Virginia factory worker Oliver Anthony has a certified hit on his hands with ‘Rich Men North of Richmond’ as the song has soared to No. 1 on Apple Music’s global charts.
The song, released in early August, is sitting at the top alongside notable names like Taylor Swift, Doja Cat, Travis Scott, and fellow country singer Morgan Wallen.
‘Rich Men North of Richmond’ has gained mass notoriety for its ‘bone-chilling’ portrayal of life for the ‘average man’ in the United States.
Lyrics include: ‘Lord, it’s a damn shame / What the world’s gotten to / For people like me and people like you / Wish I could just wake up and it not be true.’
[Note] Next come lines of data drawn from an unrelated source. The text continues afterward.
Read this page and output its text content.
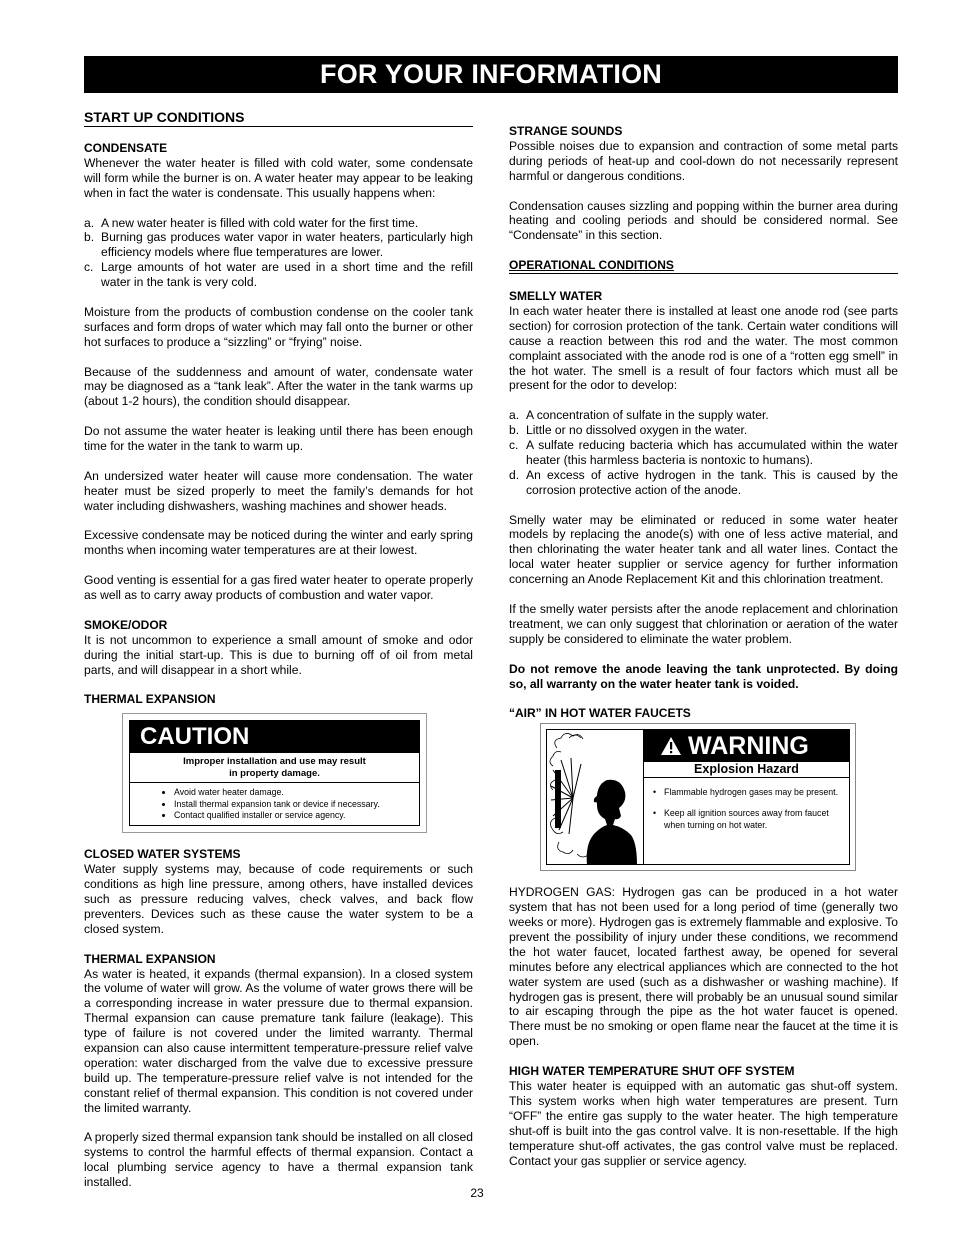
FOR YOUR INFORMATION
START UP CONDITIONS
CONDENSATE

Whenever the water heater is filled with cold water, some condensate will form while the burner is on. A water heater may appear to be leaking when in fact the water is condensate. This usually happens when:

a. A new water heater is filled with cold water for the first time.
b. Burning gas produces water vapor in water heaters, particularly high efficiency models where flue temperatures are lower.
c. Large amounts of hot water are used in a short time and the refill water in the tank is very cold.

Moisture from the products of combustion condense on the cooler tank surfaces and form drops of water which may fall onto the burner or other hot surfaces to produce a “sizzling” or “frying” noise.

Because of the suddenness and amount of water, condensate water may be diagnosed as a “tank leak”. After the water in the tank warms up (about 1-2 hours), the condition should disappear.

Do not assume the water heater is leaking until there has been enough time for the water in the tank to warm up.

An undersized water heater will cause more condensation. The water heater must be sized properly to meet the family’s demands for hot water including dishwashers, washing machines and shower heads.

Excessive condensate may be noticed during the winter and early spring months when incoming water temperatures are at their lowest.

Good venting is essential for a gas fired water heater to operate properly as well as to carry away products of combustion and water vapor.

SMOKE/ODOR

It is not uncommon to experience a small amount of smoke and odor during the initial start-up. This is due to burning off of oil from metal parts, and will disappear in a short while.

THERMAL EXPANSION
CAUTION
Improper installation and use may result
in property damage.
• Avoid water heater damage.
• Install thermal expansion tank or device if necessary.
• Contact qualified installer or service agency.
CLOSED WATER SYSTEMS

Water supply systems may, because of code requirements or such conditions as high line pressure, among others, have installed devices such as pressure reducing valves, check valves, and back flow preventers. Devices such as these cause the water system to be a closed system.

THERMAL EXPANSION

As water is heated, it expands (thermal expansion). In a closed system the volume of water will grow. As the volume of water grows there will be a corresponding increase in water pressure due to thermal expansion. Thermal expansion can cause premature tank failure (leakage). This type of failure is not covered under the limited warranty. Thermal expansion can also cause intermittent temperature-pressure relief valve operation: water discharged from the valve due to excessive pressure build up. The temperature-pressure relief valve is not intended for the constant relief of thermal expansion. This condition is not covered under the limited warranty.

A properly sized thermal expansion tank should be installed on all closed systems to control the harmful effects of thermal expansion. Contact a local plumbing service agency to have a thermal expansion tank installed.

STRANGE SOUNDS

Possible noises due to expansion and contraction of some metal parts during periods of heat-up and cool-down do not necessarily represent harmful or dangerous conditions.

Condensation causes sizzling and popping within the burner area during heating and cooling periods and should be considered normal. See “Condensate” in this section.

OPERATIONAL CONDITIONS
SMELLY WATER

In each water heater there is installed at least one anode rod (see parts section) for corrosion protection of the tank. Certain water conditions will cause a reaction between this rod and the water. The most common complaint associated with the anode rod is one of a “rotten egg smell” in the hot water. The smell is a result of four factors which must all be present for the odor to develop:

a. A concentration of sulfate in the supply water.
b. Little or no dissolved oxygen in the water.
c. A sulfate reducing bacteria which has accumulated within the water heater (this harmless bacteria is nontoxic to humans).
d. An excess of active hydrogen in the tank. This is caused by the corrosion protective action of the anode.

Smelly water may be eliminated or reduced in some water heater models by replacing the anode(s) with one of less active material, and then chlorinating the water heater tank and all water lines. Contact the local water heater supplier or service agency for further information concerning an Anode Replacement Kit and this chlorination treatment.

If the smelly water persists after the anode replacement and chlorination treatment, we can only suggest that chlorination or aeration of the water supply be considered to eliminate the water problem.

Do not remove the anode leaving the tank unprotected. By doing so, all warranty on the water heater tank is voided.

“AIR” IN HOT WATER FAUCETS
WARNING
Explosion Hazard
• Flammable hydrogen gases may be present.
• Keep all ignition sources away from faucet when turning on hot water.

HYDROGEN GAS: Hydrogen gas can be produced in a hot water system that has not been used for a long period of time (generally two weeks or more). Hydrogen gas is extremely flammable and explosive. To prevent the possibility of injury under these conditions, we recommend the hot water faucet, located farthest away, be opened for several minutes before any electrical appliances which are connected to the hot water system are used (such as a dishwasher or washing machine). If hydrogen gas is present, there will probably be an unusual sound similar to air escaping through the pipe as the hot water faucet is opened. There must be no smoking or open flame near the faucet at the time it is open.

HIGH WATER TEMPERATURE SHUT OFF SYSTEM

This water heater is equipped with an automatic gas shut-off system. This system works when high water temperatures are present. Turn “OFF” the entire gas supply to the water heater. The high temperature shut-off is built into the gas control valve. It is non-resettable. If the high temperature shut-off activates, the gas control valve must be replaced. Contact your gas supplier or service agency.

23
The music video for the song, which includes Anthony strumming a guitar and singing soulfully to camera, has amassed more than 18 million views in a week.
Anthony, who lives in Farmville – an hour outside of Richmond – has said the song is meant to share the struggles of the blue-collar worker.
‘The universal thing I see is no matter how much effort they put into whatever it is they’re doing, they can’t quite get ahead because the dollar’s not worth enough, they are being over-taxed,’ Anthony said.
‘I want to be a voice for those people. And not just them, but humans in general,’ the singer-songwriter explained of ‘Rich Men North of Richmond.’
‘As long as you’re above the dirt, you’ve got a fightin’ chance,’ he continued.
On Spotify, the song has captured nearly 6 million listens in just five days.
It is also currently being predicted as a contender to hit No. 1 on the Billboard Hot 100 chart come late August.
The tune has been adopted as the ‘working class anthem’ by many conservatives while some progressives have remained skeptical due to its lyrics.
The song touches on human trafficking of children, even alluding to late billionaire Jeffrey Epstein and his illicit activities involving minors.
‘I wish politicians looked out for minors and not just minors on an island,’ Anthony sings in the song, which is just over three minutes long.
The singer also touches on out-of-touch politicians, high taxes, and those who take advantage of the system by ‘milking welfare.’
‘Lord, we got folks in the street, ain’t got nothing to eat and the obese milking welfare,’ he sings. ‘Well God, if you’re 5-foot-3 and you’re 300 pounds, taxes ought not to pay for your bags of fudge rounds.’
Its message has been amplified by major voices including Fox News’ Laura Ingraham and popular podcast host Joe Rogan.